Now she sees an opportunity to remain here without the nerve-racking fear of deportation. She plans to apply for special consideration this week under a controversial new policy the Obama administration announced in June. The policy applies to illegal immigrants who were brought here as young children, who have not committed serious crimes, and who are now in school or have graduated.
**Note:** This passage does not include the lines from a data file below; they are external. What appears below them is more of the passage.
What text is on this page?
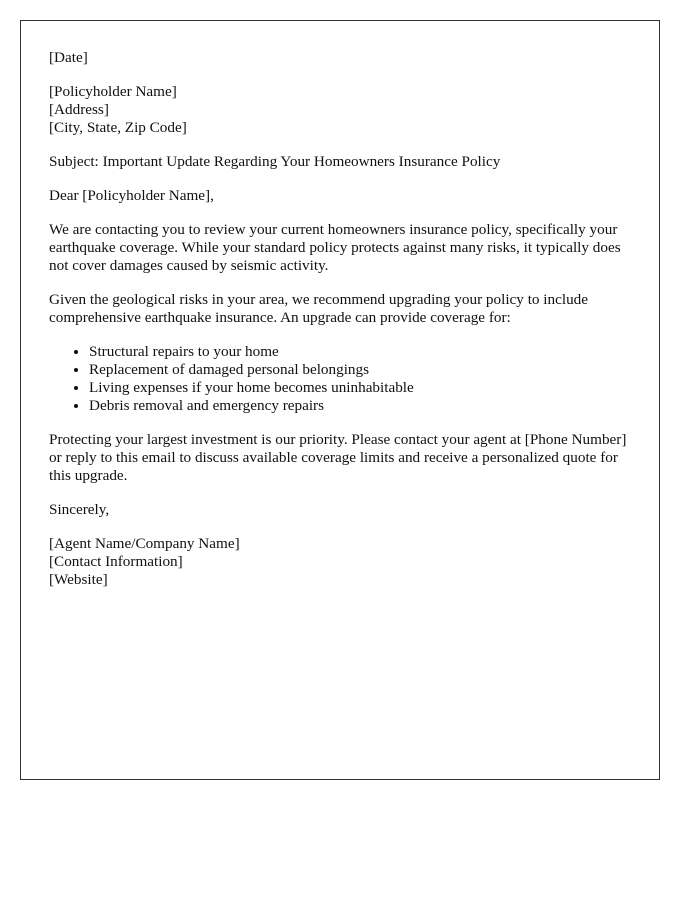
[Date]

[Policyholder Name]
[Address]
[City, State, Zip Code]

Subject: Important Update Regarding Your Homeowners Insurance Policy

Dear [Policyholder Name],

We are contacting you to review your current homeowners insurance policy, specifically your earthquake coverage. While your standard policy protects against many risks, it typically does not cover damages caused by seismic activity.

Given the geological risks in your area, we recommend upgrading your policy to include comprehensive earthquake insurance. An upgrade can provide coverage for:

• Structural repairs to your home
• Replacement of damaged personal belongings
• Living expenses if your home becomes uninhabitable
• Debris removal and emergency repairs

Protecting your largest investment is our priority. Please contact your agent at [Phone Number] or reply to this email to discuss available coverage limits and receive a personalized quote for this upgrade.

Sincerely,

[Agent Name/Company Name]
[Contact Information]
[Website]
Everyone admits this is only a stopgap measure. It kind of seems like blatant election-year pandering by the Obama administration, but never mind that. Deferred action prompts illegal immigrants to make their status known. It is likely to make them more willing to be open about who they are. It should “raise awareness,” as the saying goes. Of course, it doesn’t come close to resolving the legal anomaly of millions of people residing here without permission. And it will create incentives for more people to come, as I argued in my American article:
Obama has now given foreign-born de facto Americans a shaky legal foothold in the country. I have no evidence, but it stands to reason that foreigners seeking a better life for their young children will have noticed that. The U.S. economy may finally achieve a strong turnaround any day now, making America a magnet for illegal immigrants again, and leading eventually to a new generation of kids growing up in limbo. Jose Antonio Vargas and his movement have a lot of work to do.
From the point of view of an open borders advocate, all this is welcome. The more we heighten the contradictions, the better.
Hi Nathan,
This is a great post, like your American article. It would be interesting if you considered some time how restrictionist websites have responded to Jose Antonio Vargas and his Define American movement. This gives a sense of how the other side sees Vargas. Here, for instance, are the VDARE search results on Vargas. Here are the Center for Immigration Studies search results on Vargas.